10. Proofread everything, then proofread it again
Writing is the process of rewriting. That’s all it is. You do not want to make a mistake in your application essay.
“I had a friend who applied to Standford University, do you think she heard back from Stanford? She indeed did not hear back for obvious reasons,” she says.
“Expressing your interest and going to Harvard in a Columbia essay not the best place to start with Columbia admissions, right? So please proofread your application essays.”
11. Finish your applications early
Do not miss a deadline. It is 100% not worth your effort, and definitely not worth the stress.
“Don’t start the essay 11:48 pm when it is due at 11:59,” says Sutherland.
12. Organise applications on your computer
Keep all your files for the scholarships you’re applying to in the same file folder on your computer.
“Definitely recycle. That is the way that you have a winning chance,” says Sutherland.
And if you’re lucky enough to have won scholarships before, think critically about what it was successful.
“Think about what you said in the essay, right? Think about the admissions criteria, why they accepted you for it, and see if you can replicate that in future essays or even borrow some of the structure and future essays,” says Sutherland.
“I can tell you very much as someone who’s won a lot of scholarships myself and coaches a lot of students, once you start winning one, it snowballs, so keep on that original train of scholarships for sure.”
13. Small awards add up
Small, non-competitive local scholarships add up.
“Some people really want just to hit big and apply for Fulbright and Rhodes. You will never get scholarships if you only do that,” says Sutherland.
“Do not forget your local scholarships. When you get four local scholarships, guess what? That adds up to a big, major national scholarship.”
14. Embrace “no”
Thomas Edison once said, “I have not failed. I’ve just found about 10,000 ways that it won’t work.”
“Many failures are people who did not realise how close they were to success when they gave up. So don’t give up early,” advises Sutherland.
“You’re going to hear a lot of noes. I hear no all the time. I embrace no, it’s part of life.”
This is part of the process of hunting scholarships for students. And not only will you hear “no” a lot, you’ll sometimes not even hear anything back.
“I applied for a grant in January but have not heard back from that grant. I sent them a little angry email. I was like, ‘Excuse me. I’m still here’,” says Sutherland.
15. Get tips from the people in charge
There’s value in cold-calling or cold-emailing someone. These strangers have even become lifelong mentors to Sutherland.
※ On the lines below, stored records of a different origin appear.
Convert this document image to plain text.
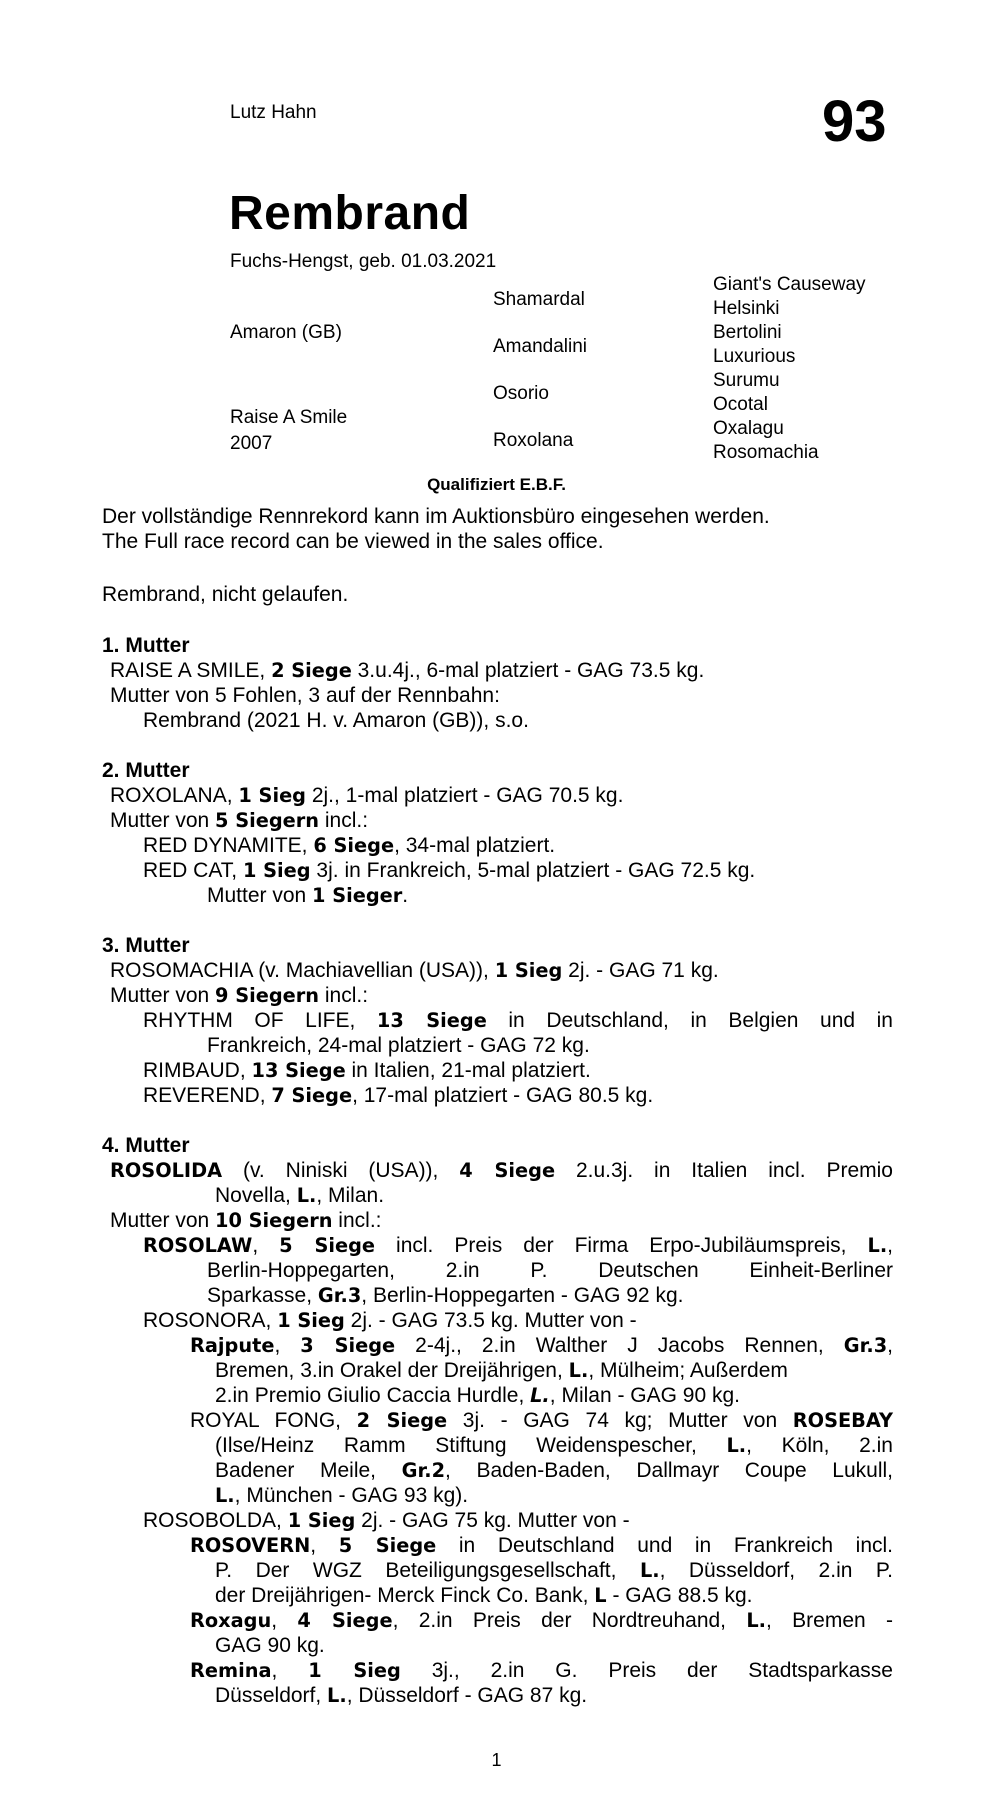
Lutz Hahn	93
Rembrand
Fuchs-Hengst, geb. 01.03.2021
Amaron (GB)
Raise A Smile
2007
Shamardal
Amandalini
Osorio
Roxolana
Giant's Causeway
Helsinki
Bertolini
Luxurious
Surumu
Ocotal
Oxalagu
Rosomachia
Qualifiziert E.B.F.
Der vollständige Rennrekord kann im Auktionsbüro eingesehen werden.
The Full race record can be viewed in the sales office.
Rembrand, nicht gelaufen.
1. Mutter
RAISE A SMILE, 2 Siege 3.u.4j., 6-mal platziert - GAG 73.5 kg.
Mutter von 5 Fohlen, 3 auf der Rennbahn:
Rembrand (2021 H. v. Amaron (GB)), s.o.
2. Mutter
ROXOLANA, 1 Sieg 2j., 1-mal platziert - GAG 70.5 kg.
Mutter von 5 Siegern incl.:
RED DYNAMITE, 6 Siege, 34-mal platziert.
RED CAT, 1 Sieg 3j. in Frankreich, 5-mal platziert - GAG 72.5 kg.
Mutter von 1 Sieger.
3. Mutter
ROSOMACHIA (v. Machiavellian (USA)), 1 Sieg 2j. - GAG 71 kg.
Mutter von 9 Siegern incl.:
RHYTHM OF LIFE, 13 Siege in Deutschland, in Belgien und in
Frankreich, 24-mal platziert - GAG 72 kg.
RIMBAUD, 13 Siege in Italien, 21-mal platziert.
REVEREND, 7 Siege, 17-mal platziert - GAG 80.5 kg.
4. Mutter
ROSOLIDA (v. Niniski (USA)), 4 Siege 2.u.3j. in Italien incl. Premio
Novella, L., Milan.
Mutter von 10 Siegern incl.:
ROSOLAW, 5 Siege incl. Preis der Firma Erpo-Jubiläumspreis, L.,
Berlin-Hoppegarten, 2.in P. Deutschen Einheit-Berliner
Sparkasse, Gr.3, Berlin-Hoppegarten - GAG 92 kg.
ROSONORA, 1 Sieg 2j. - GAG 73.5 kg. Mutter von -
Rajpute, 3 Siege 2-4j., 2.in Walther J Jacobs Rennen, Gr.3,
Bremen, 3.in Orakel der Dreijährigen, L., Mülheim; Außerdem
2.in Premio Giulio Caccia Hurdle, L., Milan - GAG 90 kg.
ROYAL FONG, 2 Siege 3j. - GAG 74 kg; Mutter von ROSEBAY
(Ilse/Heinz Ramm Stiftung Weidenspescher, L., Köln, 2.in
Badener Meile, Gr.2, Baden-Baden, Dallmayr Coupe Lukull,
L., München - GAG 93 kg).
ROSOBOLDA, 1 Sieg 2j. - GAG 75 kg. Mutter von -
ROSOVERN, 5 Siege in Deutschland und in Frankreich incl.
P. Der WGZ Beteiligungsgesellschaft, L., Düsseldorf, 2.in P.
der Dreijährigen- Merck Finck Co. Bank, L - GAG 88.5 kg.
Roxagu, 4 Siege, 2.in Preis der Nordtreuhand, L., Bremen -
GAG 90 kg.
Remina, 1 Sieg 3j., 2.in G. Preis der Stadtsparkasse
Düsseldorf, L., Düsseldorf - GAG 87 kg.
1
There may even be an entire community of graduates from your home country at your dream US college or university.
And they’re ready to meet you over coffee to share their secrets on how they won scholarships for students.
“At Yale, where I’m at currently, it’s very open to collaborations. It’s very open for people to reach out,” says Sutherland.
“Obviously, you have to have a good reason to do it. It’s also a really good option to use things like Education USA.”